Estimate leakage severity as a function of radius#
[1]:
import numpy as np
import matplotlib.pyplot as plt
import leakagelib
>>> PyXSPEC is not installed, you will no be able to use it.
This code plots the leakage severity as a function of radius. To start, we’ll create a model point source and get the sky calibrated PSF. We’ll assume Moments data, and use the PSF at position angle zero.
[2]:
DETECTOR = 3
SOURCE_SIZE = 101 # Pixels
PIXEL_SIZE = 1 # arcsec. Since we aren't using data, it's OK to make it this small
USE_NN = False
source = leakagelib.Source.delta(USE_NN, SOURCE_SIZE, PIXEL_SIZE)
psf = leakagelib.PSF.sky_cal(DETECTOR, source, 0)
The next step is to get the normalized leakage patterns. We’ll use a sample power-law spectrum.
[3]:
spectrum = leakagelib.Spectrum.from_power_law_index(2)
pred_i, q_norm, u_norm = source.compute_leakage(psf, spectrum, normalize=True)
>>> Reading (in memory) /opt/homebrew/anaconda3/lib/python3.12/site-packages/ixpeobssim/caldb/ixpe/gpd/cpf/arf/ixpe_d1_obssim20240101_v013.arf...
These leakage images are the raw Q and U patterns of the events. If we started to extract physical polarizations, we would divide by mu. So let’s do that.
[4]:
q_norm_div, u_norm_div = source.divide_by_mu(q_norm, u_norm, spectrum)
pd_image = np.sqrt(q_norm_div**2 + u_norm_div**2)
Let’s view that image
[5]:
fig, ax = plt.subplots()
c = ax.pcolormesh(source.pixel_centers, source.pixel_centers, np.transpose(pd_image)*100, vmin=0)
ax.set_xlim(50,-50)
ax.set_ylim(-50, 50)
ax.set_aspect("equal")
fig.colorbar(c, label="Leakage PD [%]")
[5]:
<matplotlib.colorbar.Colorbar at 0x3072c4e60>
Now we plot the PD as a function of radius.
[6]:
fig, ax = plt.subplots()
pd_bins = np.linspace(0, 75, 100)
output = []
line_drawn = False
for pd in pd_bins:
polarized_fraction = np.mean(pd_image * 100 > pd)

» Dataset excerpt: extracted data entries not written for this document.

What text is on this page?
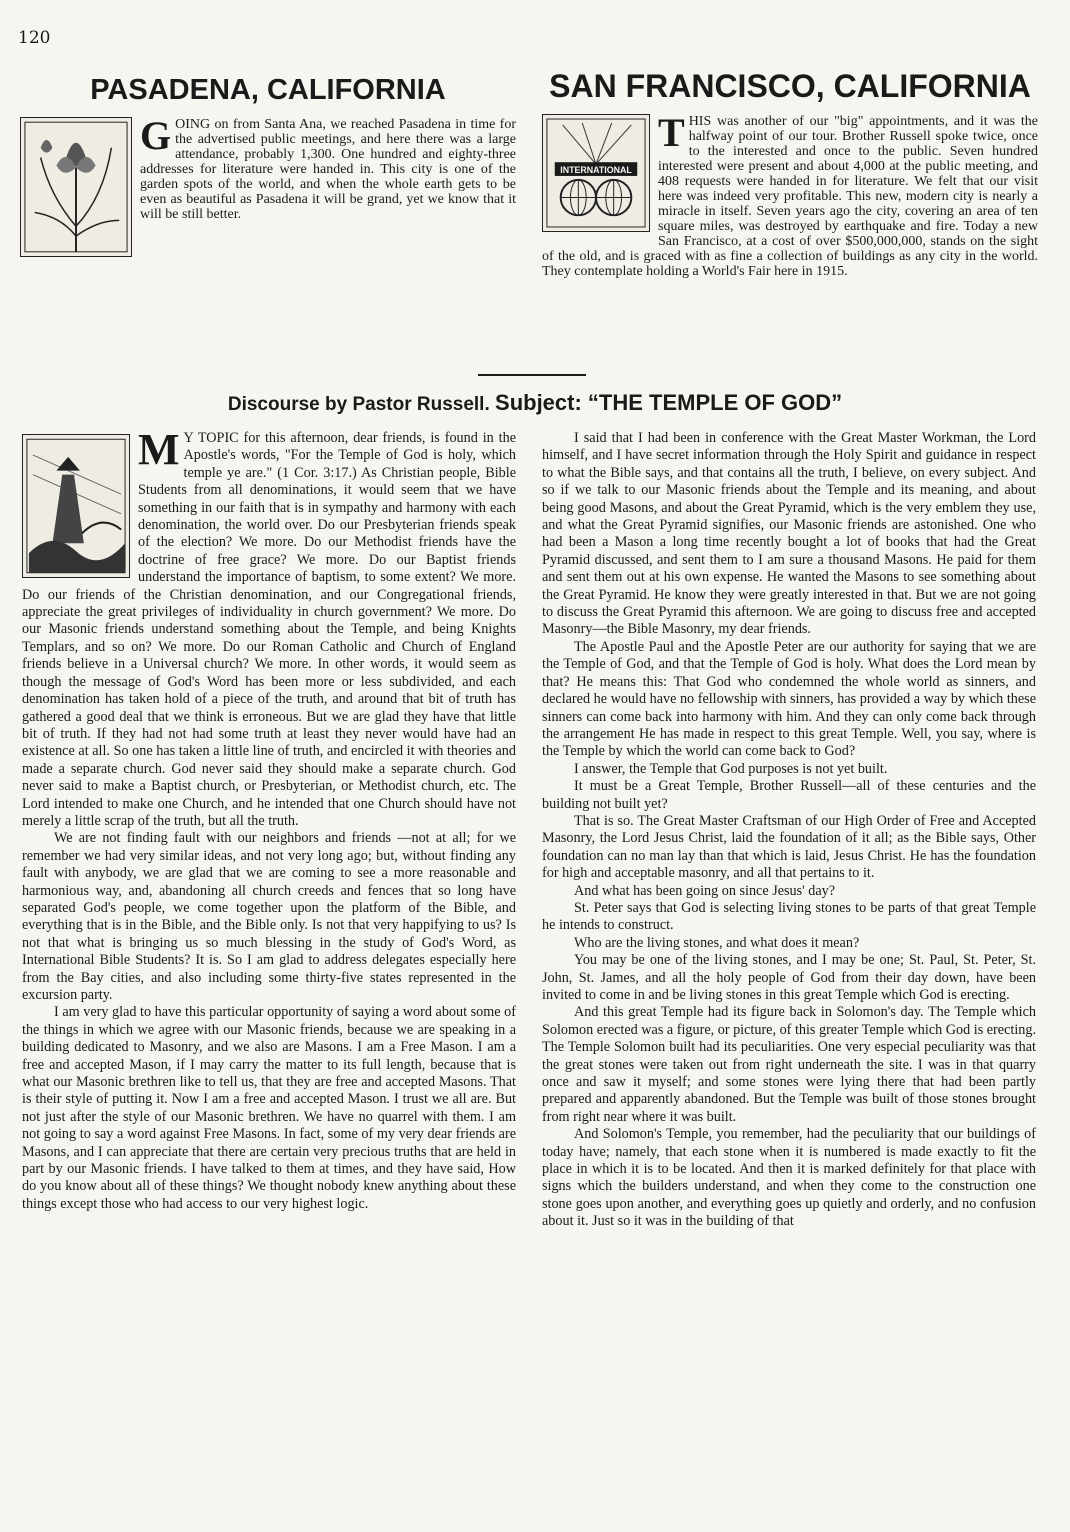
120
PASADENA, CALIFORNIA

GOING on from Santa Ana, we reached Pasadena in time for the advertised public meetings, and here there was a large attendance, probably 1,300. One hundred and eighty-three addresses for literature were handed in. This city is one of the garden spots of the world, and when the whole earth gets to be even as beautiful as Pasadena it will be grand, yet we know that it will be still better.

SAN FRANCISCO, CALIFORNIA
INTERNATIONAL

THIS was another of our "big" appointments, and it was the halfway point of our tour. Brother Russell spoke twice, once to the interested and once to the public. Seven hundred interested were present and about 4,000 at the public meeting, and 408 requests were handed in for literature. We felt that our visit here was indeed very profitable. This new, modern city is nearly a miracle in itself. Seven years ago the city, covering an area of ten square miles, was destroyed by earthquake and fire. Today a new San Francisco, at a cost of over $500,000,000, stands on the sight of the old, and is graced with as fine a collection of buildings as any city in the world. They contemplate holding a World's Fair here in 1915.

Discourse by Pastor Russell. Subject: “THE TEMPLE OF GOD”

M Y TOPIC for this afternoon, dear friends, is found in the Apostle's words, "For the Temple of God is holy, which temple ye are." (1 Cor. 3:17.) As Christian people, Bible Students from all denominations, it would seem that we have something in our faith that is in sympathy and harmony with each denomination, the world over. Do our Presbyterian friends speak of the election? We more. Do our Methodist friends have the doctrine of free grace? We more. Do our Baptist friends understand the importance of baptism, to some extent? We more. Do our friends of the Christian denomination, and our Congregational friends, appreciate the great privileges of individuality in church government? We more. Do our Masonic friends understand something about the Temple, and being Knights Templars, and so on? We more. Do our Roman Catholic and Church of England friends believe in a Universal church? We more. In other words, it would seem as though the message of God's Word has been more or less subdivided, and each denomination has taken hold of a piece of the truth, and around that bit of truth has gathered a good deal that we think is erroneous. But we are glad they have that little bit of truth. If they had not had some truth at least they never would have had an existence at all. So one has taken a little line of truth, and encircled it with theories and made a separate church. God never said they should make a separate church. God never said to make a Baptist church, or Presbyterian, or Methodist church, etc. The Lord intended to make one Church, and he intended that one Church should have not merely a little scrap of the truth, but all the truth.

We are not finding fault with our neighbors and friends —not at all; for we remember we had very similar ideas, and not very long ago; but, without finding any fault with anybody, we are glad that we are coming to see a more reasonable and harmonious way, and, abandoning all church creeds and fences that so long have separated God's people, we come together upon the platform of the Bible, and everything that is in the Bible, and the Bible only. Is not that very happifying to us? Is not that what is bringing us so much blessing in the study of God's Word, as International Bible Students? It is. So I am glad to address delegates especially here from the Bay cities, and also including some thirty-five states represented in the excursion party.

I am very glad to have this particular opportunity of saying a word about some of the things in which we agree with our Masonic friends, because we are speaking in a building dedicated to Masonry, and we also are Masons. I am a Free Mason. I am a free and accepted Mason, if I may carry the matter to its full length, because that is what our Masonic brethren like to tell us, that they are free and accepted Masons. That is their style of putting it. Now I am a free and accepted Mason. I trust we all are. But not just after the style of our Masonic brethren. We have no quarrel with them. I am not going to say a word against Free Masons. In fact, some of my very dear friends are Masons, and I can appreciate that there are certain very precious truths that are held in part by our Masonic friends. I have talked to them at times, and they have said, How do you know about all of these things? We thought nobody knew anything about these things except those who had access to our very highest logic.

I said that I had been in conference with the Great Master Workman, the Lord himself, and I have secret information through the Holy Spirit and guidance in respect to what the Bible says, and that contains all the truth, I believe, on every subject. And so if we talk to our Masonic friends about the Temple and its meaning, and about being good Masons, and about the Great Pyramid, which is the very emblem they use, and what the Great Pyramid signifies, our Masonic friends are astonished. One who had been a Mason a long time recently bought a lot of books that had the Great Pyramid discussed, and sent them to I am sure a thousand Masons. He paid for them and sent them out at his own expense. He wanted the Masons to see something about the Great Pyramid. He know they were greatly interested in that. But we are not going to discuss the Great Pyramid this afternoon. We are going to discuss free and accepted Masonry—the Bible Masonry, my dear friends.

The Apostle Paul and the Apostle Peter are our authority for saying that we are the Temple of God, and that the Temple of God is holy. What does the Lord mean by that? He means this: That God who condemned the whole world as sinners, and declared he would have no fellowship with sinners, has provided a way by which these sinners can come back into harmony with him. And they can only come back through the arrangement He has made in respect to this great Temple. Well, you say, where is the Temple by which the world can come back to God?

I answer, the Temple that God purposes is not yet built.

It must be a Great Temple, Brother Russell—all of these centuries and the building not built yet?

That is so. The Great Master Craftsman of our High Order of Free and Accepted Masonry, the Lord Jesus Christ, laid the foundation of it all; as the Bible says, Other foundation can no man lay than that which is laid, Jesus Christ. He has the foundation for high and acceptable masonry, and all that pertains to it.

And what has been going on since Jesus' day?

St. Peter says that God is selecting living stones to be parts of that great Temple he intends to construct.

Who are the living stones, and what does it mean?

You may be one of the living stones, and I may be one; St. Paul, St. Peter, St. John, St. James, and all the holy people of God from their day down, have been invited to come in and be living stones in this great Temple which God is erecting.

And this great Temple had its figure back in Solomon's day. The Temple which Solomon erected was a figure, or picture, of this greater Temple which God is erecting. The Temple Solomon built had its peculiarities. One very especial peculiarity was that the great stones were taken out from right underneath the site. I was in that quarry once and saw it myself; and some stones were lying there that had been partly prepared and apparently abandoned. But the Temple was built of those stones brought from right near where it was built.

And Solomon's Temple, you remember, had the peculiarity that our buildings of today have; namely, that each stone when it is numbered is made exactly to fit the place in which it is to be located. And then it is marked definitely for that place with signs which the builders understand, and when they come to the construction one stone goes upon another, and everything goes up quietly and orderly, and no confusion about it. Just so it was in the building of that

output.append(polarized_fraction)
if polarized_fraction < 0.05 and not line_drawn:
ax.axvline(pd, color='k', lw=1)
line_drawn = True
ax.text(pd+0.5, 0.95, f"95%", ha='left', va='top', rotation=90)
ax.plot(pd_bins, output, lw=3, color='k')
ax.set_ylim(0, 1)
ax.set_xlim(pd_bins[0], pd_bins[-1])
ax.set_xlabel("$\\mu$-corrected polarization degree (PD) [%]")

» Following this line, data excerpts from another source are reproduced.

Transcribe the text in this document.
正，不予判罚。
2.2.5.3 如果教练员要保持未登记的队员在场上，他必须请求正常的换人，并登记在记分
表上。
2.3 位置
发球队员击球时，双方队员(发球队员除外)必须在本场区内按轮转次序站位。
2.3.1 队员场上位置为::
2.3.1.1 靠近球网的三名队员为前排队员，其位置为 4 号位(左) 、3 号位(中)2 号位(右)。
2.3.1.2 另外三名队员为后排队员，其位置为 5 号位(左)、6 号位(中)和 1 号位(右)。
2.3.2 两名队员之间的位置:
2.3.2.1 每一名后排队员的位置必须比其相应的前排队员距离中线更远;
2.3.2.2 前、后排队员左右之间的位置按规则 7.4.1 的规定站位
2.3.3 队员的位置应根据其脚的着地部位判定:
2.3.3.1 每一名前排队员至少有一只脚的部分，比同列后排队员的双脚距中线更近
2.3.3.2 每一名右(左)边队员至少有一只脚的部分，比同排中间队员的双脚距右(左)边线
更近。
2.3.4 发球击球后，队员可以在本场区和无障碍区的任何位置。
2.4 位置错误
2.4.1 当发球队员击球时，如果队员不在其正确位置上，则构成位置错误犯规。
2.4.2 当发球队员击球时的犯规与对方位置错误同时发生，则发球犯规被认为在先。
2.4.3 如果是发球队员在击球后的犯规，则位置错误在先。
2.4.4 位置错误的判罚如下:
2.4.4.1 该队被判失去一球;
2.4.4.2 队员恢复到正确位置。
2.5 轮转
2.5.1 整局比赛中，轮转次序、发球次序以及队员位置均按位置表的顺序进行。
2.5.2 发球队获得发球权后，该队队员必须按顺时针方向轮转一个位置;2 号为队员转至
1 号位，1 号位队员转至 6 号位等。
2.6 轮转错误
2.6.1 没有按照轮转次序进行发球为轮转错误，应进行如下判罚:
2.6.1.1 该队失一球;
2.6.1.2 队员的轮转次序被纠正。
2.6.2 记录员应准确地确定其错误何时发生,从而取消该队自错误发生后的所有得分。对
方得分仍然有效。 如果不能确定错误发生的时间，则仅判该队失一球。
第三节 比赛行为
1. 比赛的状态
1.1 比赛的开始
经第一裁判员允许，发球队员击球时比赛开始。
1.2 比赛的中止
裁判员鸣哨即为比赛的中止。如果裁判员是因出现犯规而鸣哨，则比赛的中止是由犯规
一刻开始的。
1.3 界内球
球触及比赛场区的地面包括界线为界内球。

ax.set_ylabel("Image fraction with larger PD")
ax.set_title("Moments")
[6]:
Text(0.5, 1.0, 'Moments')
You can try going back and changing detectors or the analysis methods. For example: neural nets give much less leakage.
[7]:
source = leakagelib.Source.delta(True, SOURCE_SIZE, PIXEL_SIZE)
spectrum = leakagelib.Spectrum.from_power_law_index(2)

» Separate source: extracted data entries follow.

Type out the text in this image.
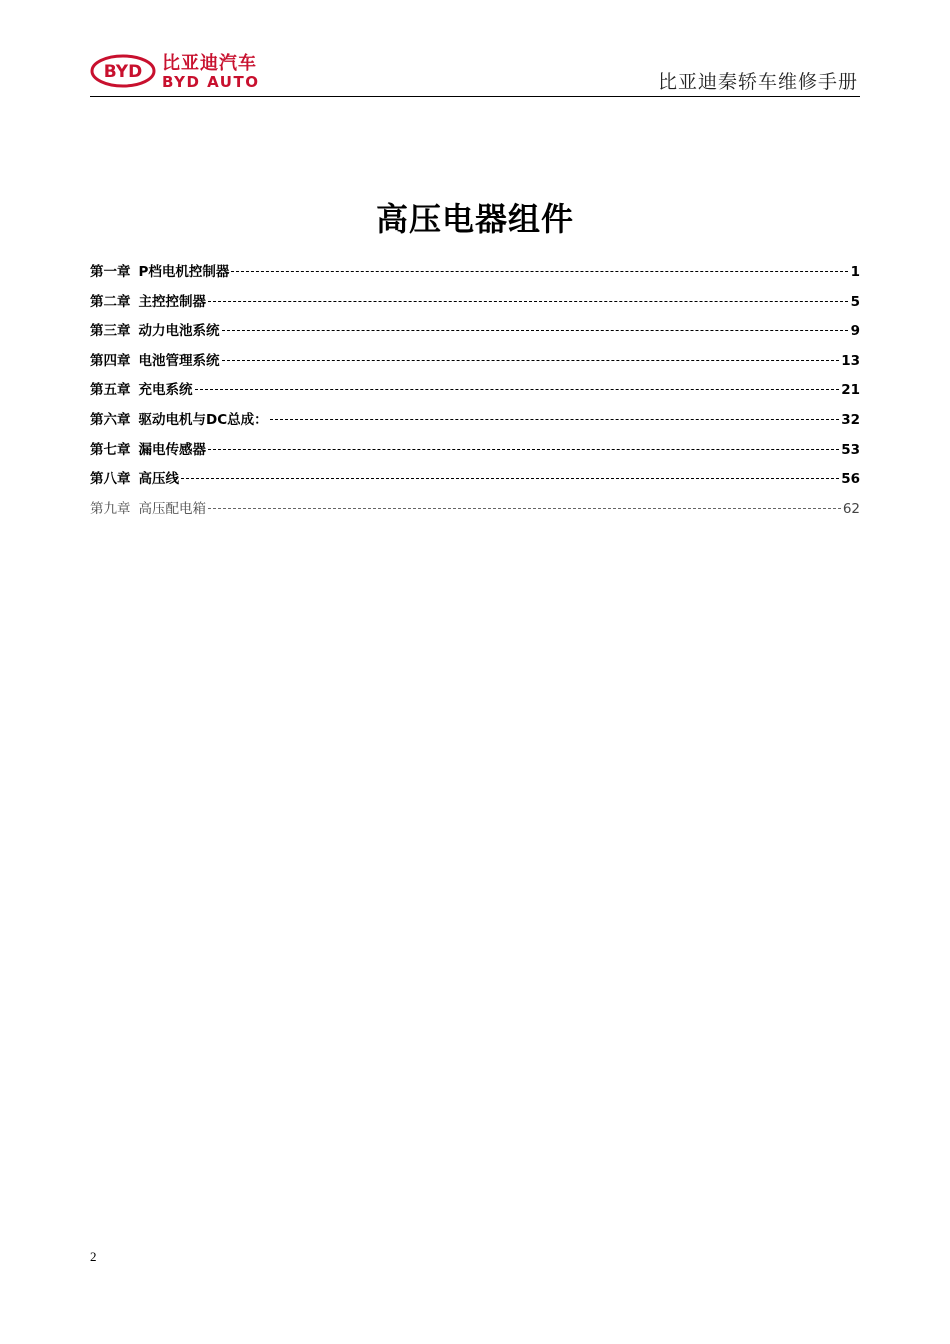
BYD 比亚迪汽车
BYD AUTO	比亚迪秦轿车维修手册
高压电器组件
第一章 P档电机控制器	1
第二章 主控控制器	5
第三章 动力电池系统	9
第四章 电池管理系统	13
第五章 充电系统	21
第六章 驱动电机与DC总成：	32
第七章 漏电传感器	53
第八章 高压线	56
第九章 高压配电箱	62
2
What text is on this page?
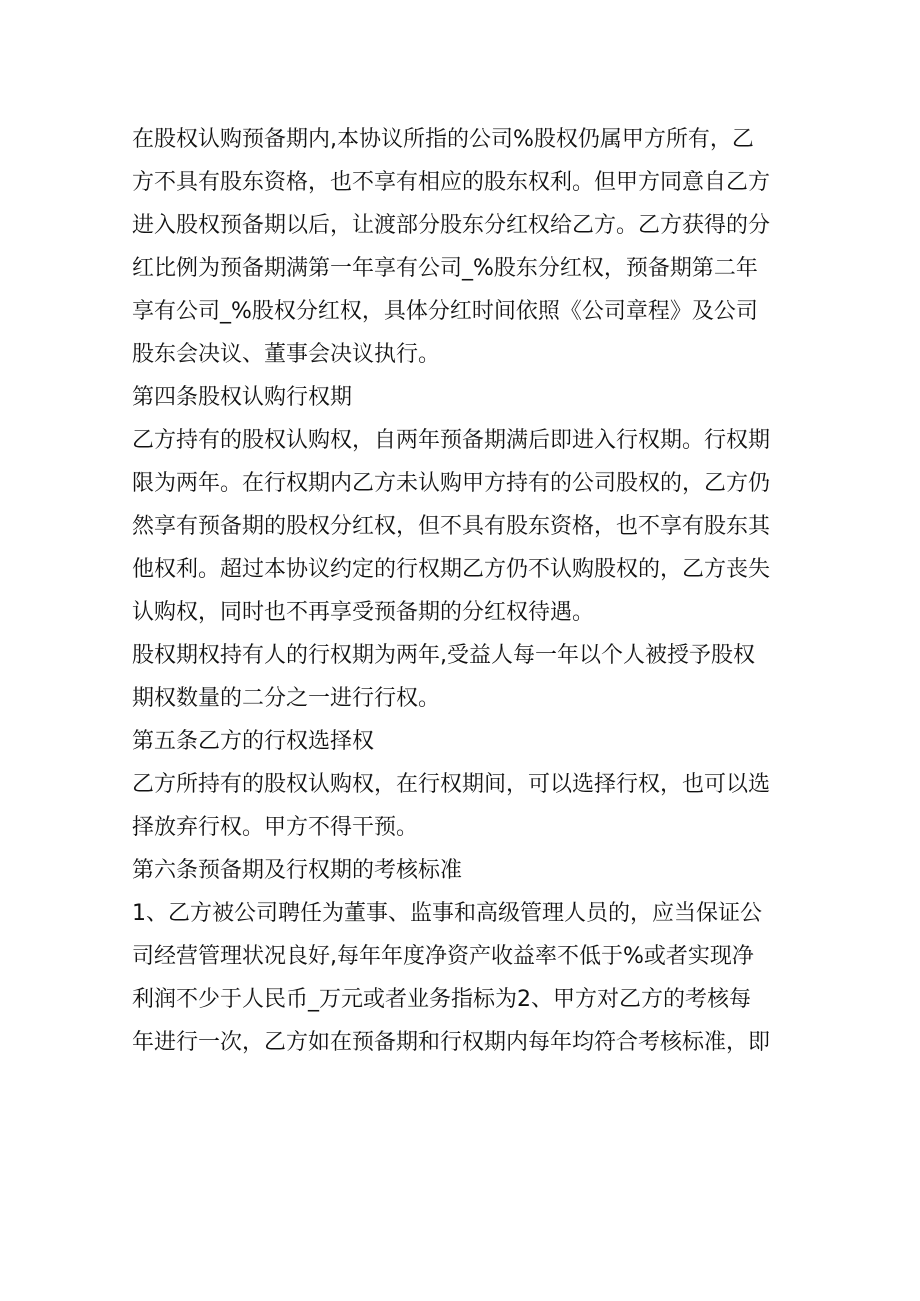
在股权认购预备期内,本协议所指的公司%股权仍属甲方所有，乙
方不具有股东资格，也不享有相应的股东权利。但甲方同意自乙方
进入股权预备期以后，让渡部分股东分红权给乙方。乙方获得的分
红比例为预备期满第一年享有公司_%股东分红权，预备期第二年
享有公司_%股权分红权，具体分红时间依照《公司章程》及公司
股东会决议、董事会决议执行。
第四条股权认购行权期
乙方持有的股权认购权，自两年预备期满后即进入行权期。行权期
限为两年。在行权期内乙方未认购甲方持有的公司股权的，乙方仍
然享有预备期的股权分红权，但不具有股东资格，也不享有股东其
他权利。超过本协议约定的行权期乙方仍不认购股权的，乙方丧失
认购权，同时也不再享受预备期的分红权待遇。
股权期权持有人的行权期为两年,受益人每一年以个人被授予股权
期权数量的二分之一进行行权。
第五条乙方的行权选择权
乙方所持有的股权认购权，在行权期间，可以选择行权，也可以选
择放弃行权。甲方不得干预。
第六条预备期及行权期的考核标准
1、乙方被公司聘任为董事、监事和高级管理人员的，应当保证公
司经营管理状况良好,每年年度净资产收益率不低于%或者实现净
利润不少于人民币_万元或者业务指标为2、甲方对乙方的考核每
年进行一次，乙方如在预备期和行权期内每年均符合考核标准，即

pred_i, q_norm, u_norm = source.compute_leakage(psf, spectrum, normalize=True)
q_norm_div, u_norm_div = source.divide_by_mu(q_norm, u_norm, spectrum)
pd_image = np.sqrt(q_norm_div**2 + u_norm_div**2)
fig, ax = plt.subplots()
pd_bins = np.linspace(0, 75, 100)
output = []
line_drawn = False
for pd in pd_bins:
polarized_fraction = np.mean(pd_image * 100 > pd)
output.append(polarized_fraction)
if polarized_fraction < 0.05 and not line_drawn:
ax.axvline(pd, color='k', lw=1)
line_drawn = True
ax.text(pd+0.5, 0.95, f"95%", ha='left', va='top', rotation=90)
ax.plot(pd_bins, output, lw=3, color='k')
ax.set_ylim(0, 1)
ax.set_xlim(pd_bins[0], pd_bins[-1])
ax.set_xlabel("$\\mu$-corrected polarization degree (PD) [%]")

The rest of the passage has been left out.